De klant sluit in 1999 een ongevallenverzekering voor een premie van € 11,34 per jaar. In 2014 wijzigt ABN Amro de voorwaarden; de verzekerde zou daarover in augustus een brief zijn gestuurd met de mededeling dat de wijzigingen per 1 oktober ingaan. De dekking is uitgebreid en de premie wordt verhoogd tot € 15,60 per jaar. Een jaar later ontvangt de verzekerde een brief waarin wordt aangegeven dat de polis per 26 oktober 2015 is gewijzigd.
Beide partijen ontvangen elkaars brief niet
De verzekerde eist voor Kifid herleving van de oude polis: de brief uit 2014 is nooit ontvangen, zodat de klant geen gelegenheid heeft gehad om verzekeringen met elkaar te vergelijken. Bovendien is het hanteren van een ander polisnummer verwarrend, vindt de verzekerde. ABN Amro brengt daartegen in dat de brief wel degelijk is gestuurd en dat het om een pakketverzekering gaat. Daarom is het oude polisnummer niet meer bruikbaar. Bovendien is de klachtbrief van de klant niet bekend bij ABN Amro.
Bewijslast bij verzender
Het is aan ABN Amro om te bewijzen dat de brief uit 2014 daadwerkelijk is verzonden, aldus Kifid. "Uit de door verzekeraar verstrekte documenten is niet gebleken dat consument de brief van 26 augustus 2014 van verzekeraar heeft ontvangen.
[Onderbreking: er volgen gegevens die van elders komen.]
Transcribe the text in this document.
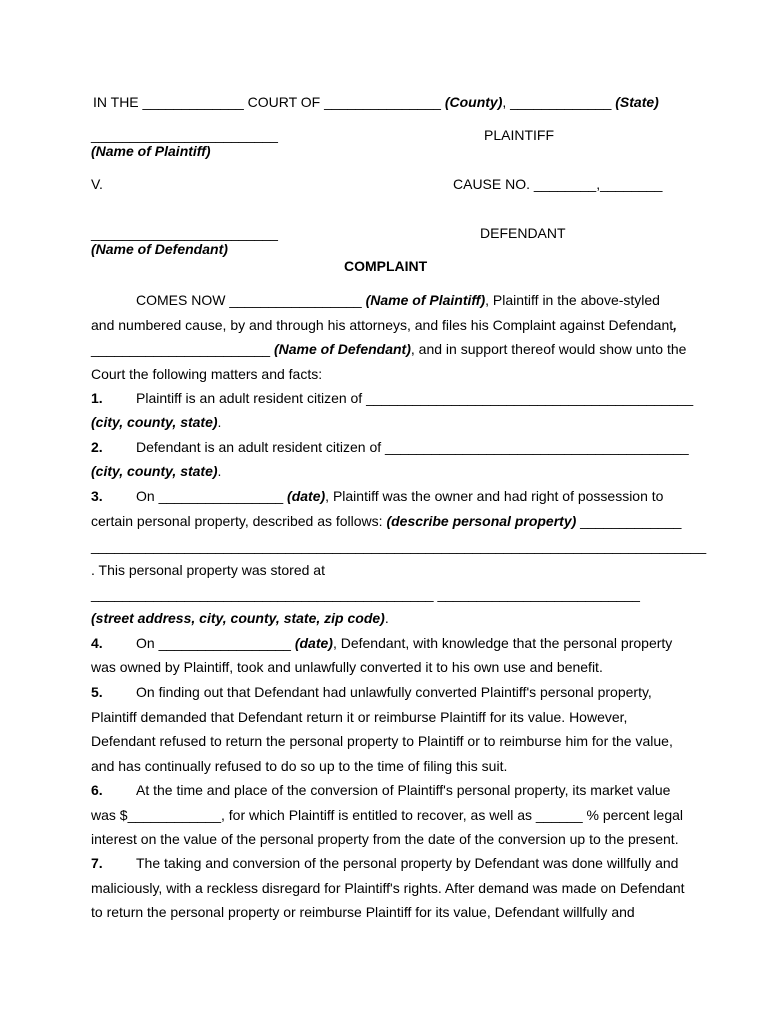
IN THE _____________ COURT OF _______________ (County), _____________ (State)
________________________	PLAINTIFF
(Name of Plaintiff)
V.	CAUSE NO. ________,________
________________________	DEFENDANT
(Name of Defendant)
COMPLAINT
COMES NOW _________________ (Name of Plaintiff), Plaintiff in the above-styled
and numbered cause, by and through his attorneys, and files his Complaint against Defendant,
_______________________ (Name of Defendant), and in support thereof would show unto the
Court the following matters and facts:
1. Plaintiff is an adult resident citizen of __________________________________________
(city, county, state).
2. Defendant is an adult resident citizen of _______________________________________
(city, county, state).
3. On ________________ (date), Plaintiff was the owner and had right of possession to
certain personal property, described as follows: (describe personal property) _____________
_______________________________________________________________________________
. This personal property was stored at
____________________________________________ __________________________
(street address, city, county, state, zip code).
4. On _________________ (date), Defendant, with knowledge that the personal property
was owned by Plaintiff, took and unlawfully converted it to his own use and benefit.
5. On finding out that Defendant had unlawfully converted Plaintiff's personal property,
Plaintiff demanded that Defendant return it or reimburse Plaintiff for its value. However,
Defendant refused to return the personal property to Plaintiff or to reimburse him for the value,
and has continually refused to do so up to the time of filing this suit.
6. At the time and place of the conversion of Plaintiff's personal property, its market value
was $____________, for which Plaintiff is entitled to recover, as well as ______ % percent legal
interest on the value of the personal property from the date of the conversion up to the present.
7. The taking and conversion of the personal property by Defendant was done willfully and
maliciously, with a reckless disregard for Plaintiff's rights. After demand was made on Defendant
to return the personal property or reimburse Plaintiff for its value, Defendant willfully and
De door verzekeraar overgelegde brief zegt immers niets over het daadwerkelijk ontvangen van die brief door consument." Die mocht er dus op vertrouwen dat de polis na 1 oktober 2014 ongewijzigd werd voortgezet, zegt de geschillencommssie. Dat moet dan ook alsnog gebeuren: voorwaarden en premie moeten worden teruggedraaid. ABN Amro moet de te veel betaalde premie terugbetalen aan de klant.